The share offering in Romgaz accounted for 64 percent, while GDR (global depositary receipts) made up the rest. Most of the institutional investors that submitted offers were based in Romania, followed by those in the UK, US and Poland. Large investors flocked to acquire shares as the oversubscription rate edged up to five times the available amount.
Claudiu Cazacu, chief analyst at brokerage XTB Romania, commented that the purchase of a 1.9 percent stake in Romgaz by the European Bank for Reconstruction and Development (EBRD) enhances global investors’ trust in the company.
Romgaz is the largest gas producer in Romania, controlling more than half of the local market. The company’s annual production reached 5.6 billion cbm last year and experts say it will be one of the biggest beneficiaries of the deregulation of gas prices for households and industry.
The KPMG director notes investors had bought into the Romgaz IPO story because of its level of gas reserves and low production costs.
“Romgaz has calibrated its value as a big company in the market.
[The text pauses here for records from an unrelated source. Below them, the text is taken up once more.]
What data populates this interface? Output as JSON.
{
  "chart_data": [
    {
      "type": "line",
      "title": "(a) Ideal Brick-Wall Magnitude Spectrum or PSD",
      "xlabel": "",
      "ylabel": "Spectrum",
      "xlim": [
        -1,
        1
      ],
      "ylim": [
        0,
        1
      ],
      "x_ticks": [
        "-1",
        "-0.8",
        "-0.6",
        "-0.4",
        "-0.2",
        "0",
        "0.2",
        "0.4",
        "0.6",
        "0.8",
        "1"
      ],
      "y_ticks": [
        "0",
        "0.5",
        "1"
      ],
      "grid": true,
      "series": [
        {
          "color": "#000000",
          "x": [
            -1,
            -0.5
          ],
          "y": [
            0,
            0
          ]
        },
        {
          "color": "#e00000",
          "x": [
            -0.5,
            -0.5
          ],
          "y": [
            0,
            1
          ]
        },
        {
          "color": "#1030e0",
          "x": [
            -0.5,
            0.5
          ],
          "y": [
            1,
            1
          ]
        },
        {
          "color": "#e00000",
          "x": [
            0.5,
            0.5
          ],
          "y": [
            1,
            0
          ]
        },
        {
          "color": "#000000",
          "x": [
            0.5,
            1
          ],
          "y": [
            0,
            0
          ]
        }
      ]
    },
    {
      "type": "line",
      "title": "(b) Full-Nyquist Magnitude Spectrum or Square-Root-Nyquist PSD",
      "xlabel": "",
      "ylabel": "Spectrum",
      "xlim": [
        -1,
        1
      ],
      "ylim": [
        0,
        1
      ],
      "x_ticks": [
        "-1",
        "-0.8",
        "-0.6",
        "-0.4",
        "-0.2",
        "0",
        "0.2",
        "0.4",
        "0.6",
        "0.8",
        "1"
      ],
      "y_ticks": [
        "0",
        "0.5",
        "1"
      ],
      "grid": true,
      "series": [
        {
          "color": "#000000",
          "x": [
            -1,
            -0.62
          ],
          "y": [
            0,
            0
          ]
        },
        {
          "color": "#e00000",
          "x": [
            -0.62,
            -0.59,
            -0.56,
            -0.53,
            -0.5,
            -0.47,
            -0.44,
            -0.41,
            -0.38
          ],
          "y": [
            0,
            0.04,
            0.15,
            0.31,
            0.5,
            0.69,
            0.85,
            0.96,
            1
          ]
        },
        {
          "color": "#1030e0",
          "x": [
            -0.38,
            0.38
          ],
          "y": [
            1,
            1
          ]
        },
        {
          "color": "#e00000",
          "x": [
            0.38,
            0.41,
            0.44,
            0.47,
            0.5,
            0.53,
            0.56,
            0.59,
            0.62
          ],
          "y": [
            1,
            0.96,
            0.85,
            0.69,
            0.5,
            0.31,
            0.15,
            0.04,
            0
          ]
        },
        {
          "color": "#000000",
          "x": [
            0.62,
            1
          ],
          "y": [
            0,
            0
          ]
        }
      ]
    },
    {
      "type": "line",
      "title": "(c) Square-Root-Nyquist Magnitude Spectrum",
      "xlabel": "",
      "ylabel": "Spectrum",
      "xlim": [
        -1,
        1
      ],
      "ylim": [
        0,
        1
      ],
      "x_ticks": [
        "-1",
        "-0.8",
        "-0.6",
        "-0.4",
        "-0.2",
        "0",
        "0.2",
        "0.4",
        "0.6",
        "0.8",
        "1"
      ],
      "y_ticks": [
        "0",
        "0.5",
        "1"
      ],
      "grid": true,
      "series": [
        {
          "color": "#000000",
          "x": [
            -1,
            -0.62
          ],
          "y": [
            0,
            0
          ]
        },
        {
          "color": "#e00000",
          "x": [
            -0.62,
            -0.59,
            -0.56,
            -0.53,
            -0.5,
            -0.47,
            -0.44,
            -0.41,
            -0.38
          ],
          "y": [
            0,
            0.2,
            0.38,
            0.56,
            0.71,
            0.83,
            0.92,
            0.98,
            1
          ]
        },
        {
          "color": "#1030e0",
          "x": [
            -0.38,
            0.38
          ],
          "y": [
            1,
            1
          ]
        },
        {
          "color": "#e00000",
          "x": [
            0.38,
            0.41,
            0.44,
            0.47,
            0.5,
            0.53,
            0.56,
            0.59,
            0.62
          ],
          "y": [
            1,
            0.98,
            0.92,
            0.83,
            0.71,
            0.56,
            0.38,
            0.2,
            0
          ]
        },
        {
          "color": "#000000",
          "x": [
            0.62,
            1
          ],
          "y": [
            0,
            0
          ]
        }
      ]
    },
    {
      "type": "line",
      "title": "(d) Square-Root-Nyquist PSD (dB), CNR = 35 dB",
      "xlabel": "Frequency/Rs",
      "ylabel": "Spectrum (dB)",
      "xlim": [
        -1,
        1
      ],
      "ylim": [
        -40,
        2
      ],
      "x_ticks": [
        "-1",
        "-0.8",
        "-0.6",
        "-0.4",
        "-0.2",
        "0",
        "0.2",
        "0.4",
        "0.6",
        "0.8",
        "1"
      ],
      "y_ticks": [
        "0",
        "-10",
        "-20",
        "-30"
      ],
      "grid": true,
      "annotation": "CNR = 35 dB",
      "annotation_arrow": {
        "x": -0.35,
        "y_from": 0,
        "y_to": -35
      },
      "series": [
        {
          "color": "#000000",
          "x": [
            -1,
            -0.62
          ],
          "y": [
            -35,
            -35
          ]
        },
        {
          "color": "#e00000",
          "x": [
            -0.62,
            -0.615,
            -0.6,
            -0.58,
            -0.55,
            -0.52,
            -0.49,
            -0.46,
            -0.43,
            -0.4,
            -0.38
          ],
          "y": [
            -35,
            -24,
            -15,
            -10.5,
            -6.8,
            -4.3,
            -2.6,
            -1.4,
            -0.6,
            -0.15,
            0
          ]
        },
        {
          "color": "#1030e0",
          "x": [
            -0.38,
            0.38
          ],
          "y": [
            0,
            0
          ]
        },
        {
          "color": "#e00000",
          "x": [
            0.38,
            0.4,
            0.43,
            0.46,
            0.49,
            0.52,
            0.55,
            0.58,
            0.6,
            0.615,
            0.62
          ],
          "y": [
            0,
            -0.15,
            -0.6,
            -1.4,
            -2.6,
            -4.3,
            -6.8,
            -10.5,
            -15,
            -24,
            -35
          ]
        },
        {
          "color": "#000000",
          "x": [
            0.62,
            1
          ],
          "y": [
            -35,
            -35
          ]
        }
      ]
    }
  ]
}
It has different image than the others because its value was tested,” Radu Gheorghe, director of the company’s business development department, told BR.
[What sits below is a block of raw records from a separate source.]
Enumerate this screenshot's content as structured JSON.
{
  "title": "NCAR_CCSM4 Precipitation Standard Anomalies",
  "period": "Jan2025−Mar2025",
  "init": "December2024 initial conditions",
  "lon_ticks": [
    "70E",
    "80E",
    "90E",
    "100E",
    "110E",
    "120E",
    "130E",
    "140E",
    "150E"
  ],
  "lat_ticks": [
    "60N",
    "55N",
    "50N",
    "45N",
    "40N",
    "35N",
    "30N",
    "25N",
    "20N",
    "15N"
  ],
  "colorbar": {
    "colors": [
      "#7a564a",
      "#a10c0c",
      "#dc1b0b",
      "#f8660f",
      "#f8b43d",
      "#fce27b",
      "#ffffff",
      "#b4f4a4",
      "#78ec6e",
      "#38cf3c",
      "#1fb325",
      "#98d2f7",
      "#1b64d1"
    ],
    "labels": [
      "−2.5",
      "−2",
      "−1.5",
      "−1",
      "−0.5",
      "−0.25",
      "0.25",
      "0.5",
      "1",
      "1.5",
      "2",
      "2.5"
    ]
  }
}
Romgaz is also an active player in the exploration segment, teaming up with foreign oil giants such as Russia’s Lukoil and Austria’s OMV Petrom for offshore gas explorations. “The Black Sea region is a strong point in Romgaz’s strategy,” said Gheorghe.
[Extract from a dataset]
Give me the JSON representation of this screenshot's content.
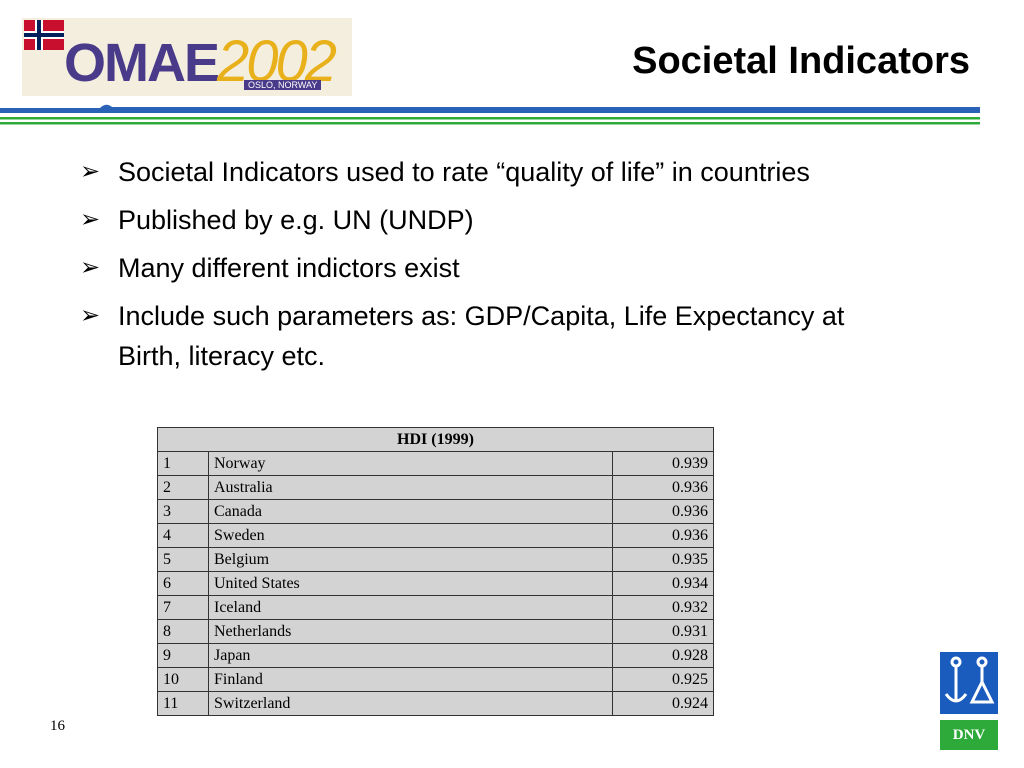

The company is also the largest player in the gas deposit business. The company saw its profits decrease 18.5 percent to EUR 179 million in the first nine months while turnover shrank by 10 percent to EUR 584 million against the same period of last year.
GDRs play key role in IPOs
The Romgaz offering was the first to include GDRs, which allow a foreign company’s shares to be traded on major stock exchanges outside the US. The size of the offering was the main reason why the gas producer issued GDRs.
Ludwik Sobolewski, CEO of the BSE, suggested investors that acquired GDRs should be convinced to convert them into shares. The CEO wants to boost liquidity on the local market, which currently hovers around EUR 29 million, as part of a strategy to expand the BSE into a regional player.
The Department of Energy said that the coming IPOs in Hidroelectrica, the state-owned hydropower producer, Electrica, the state-controlled electricity supplier, and distributor Oltenia Energy Holding would follow the Romgaz model.
“From an issuer’s point of view, GDRs are easier to place on an international market than shares, due to lower procedural hurdles and associated costs,” Manolache of KPMG told BR.
Analysts say that GDRs should be used only for the biggest listings, to meet demand for shares from foreign investors.
“In my view, the GDR component may still be needed for the success of IPOs coming out of Romania in the near future, until most of the large international investors are set up to trade on the domestic stock exchange,” said Rachieru of Clifford Chance Badea, who worked on the Romgaz IPO.
The recent IPOs were good news for the Property Fund (FP), which is administered by Franklin Templeton. More than half of the EUR 3.4 billion closed-end fund comprises unlisted equities.
Greg Konieczny, the FP’s fund manager, said it was crucial the momentum created by the Romgaz deal be supported by the upcoming IPOs next year.
“International investors are now waiting to invest in additional local IPOs prepared to the same international standards in order to build up a Romanian portfolio. So from our point of view the way to success is paved for Hidroelectrica and Electrica,” said Hinteregger of Erste Group Bank.